If you buy shares in a company that someone else controls, you pretty much have to resign yourself to taking what you get. At Cesars Entertainment (CZR), that turns out to be very little. Management, on the other hand, gets plenty.
The company’s shares have performed miserably lately, sinking by almost 44% over the last year. But 70% or so of the stock is owned by a consortium of private-equity investors that took it private in early 2008, including Apollo Global Management and TPG Capital. Ceasars has listed shares only because the investors sold some stock back to the public earlier this year.
As a result, we can get a sense of just how Cesars’ management runs the place, thanks to a proxy filed last week.

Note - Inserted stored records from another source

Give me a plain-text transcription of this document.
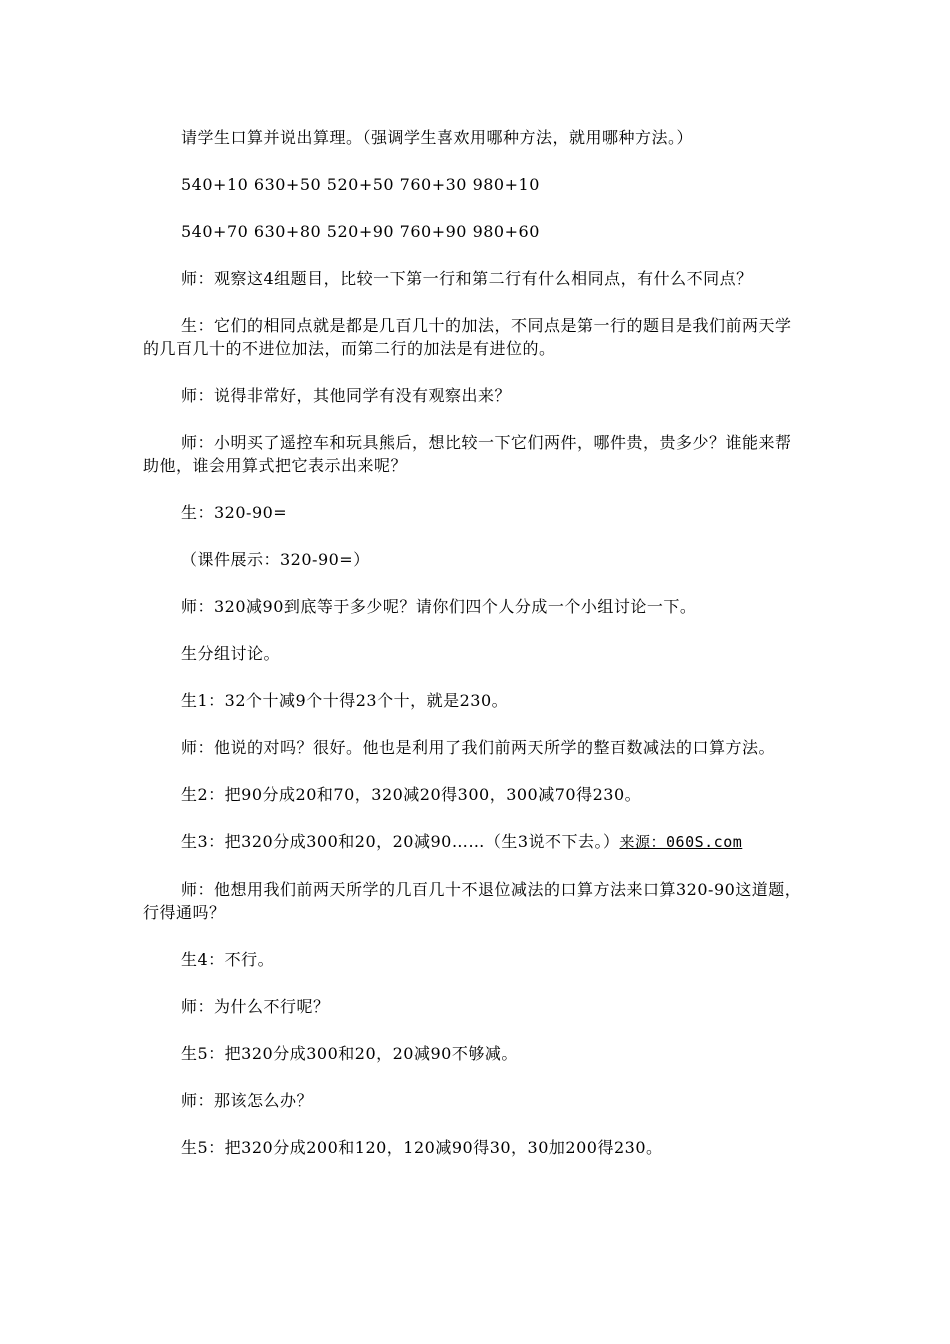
请学生口算并说出算理。（强调学生喜欢用哪种方法，就用哪种方法。）

540+10 630+50 520+50 760+30 980+10

540+70 630+80 520+90 760+90 980+60

师：观察这4组题目，比较一下第一行和第二行有什么相同点，有什么不同点？

生：它们的相同点就是都是几百几十的加法，不同点是第一行的题目是我们前两天学的几百几十的不进位加法，而第二行的加法是有进位的。

师：说得非常好，其他同学有没有观察出来？

师：小明买了遥控车和玩具熊后，想比较一下它们两件，哪件贵，贵多少？谁能来帮助他，谁会用算式把它表示出来呢？

生：320-90=

（课件展示：320-90=）

师：320减90到底等于多少呢？请你们四个人分成一个小组讨论一下。

生分组讨论。

生1：32个十减9个十得23个十，就是230。

师：他说的对吗？很好。他也是利用了我们前两天所学的整百数减法的口算方法。

生2：把90分成20和70，320减20得300，300减70得230。

生3：把320分成300和20，20减90……（生3说不下去。）来源：060S.com

师：他想用我们前两天所学的几百几十不退位减法的口算方法来口算320-90这道题，行得通吗？

生4：不行。

师：为什么不行呢？

生5：把320分成300和20，20减90不够减。

师：那该怎么办？

生5：把320分成200和120，120减90得30，30加200得230。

To start with, the company is exchanging a bunch of existing options for its executives, “to increase the retention and motivational value of the outstanding equity awards…” And you can see why they need to improve the motivational value: The options in question are “significantly underwater” — aka, worthless for the foreseeable future. (But when have you seen a company exchange in-the-money options?)
Nor are we talking about just a few options at the margins. Chief Executive Gary Loveman holds 3.4 million of the options being replaced, or about 42%. That amounts to about 94% of the 3.7 million options he holds — and about 42% of all outstanding options, according to a table in the proxy.
And the options being replaced are deeply under water. They have strike prices of $21 or above, and most of them are being replaced with options at roughly the current stock price: $8.63.
Moreover, for regular stock options that are being replaced, 20% of the new options will be fully vested from the get-go; the rest will vest over the next four years. Some of the options being replaced would have vested only if the company’s major shareholders had reached certain return on investment thresholds; the replacements will vest at share prices of $35 or $57.41 — admittedly lofty goals from the current vantage point.
Replacing options is almost always a little dubious. But that’s just the start for Cesars.
Loveman, for example, made $20.4 million last year, $5.8 million of it in cash and most of the rest in options. He also got some nice perks: $236,443 in “executive security,” another $539,005 for personal use of company aircraft, $126,710 for “company lodging” — plus another $90,817 to pay his taxes on the housing perk. That goes a long way toward putting him in the upper end of the perks bracket.
Unlike a proxy at a regular company, Cesars shareholders don’t get a vote on any of this — given their supermajority stake, the private-equity investors can make the decisions unilaterally.
Those investors, it turns out, operate together under the the euphonious name of Hamlet Holdings. For the sake of their tag-along investors, we just hope they prove luckier than that prince of Denmark did.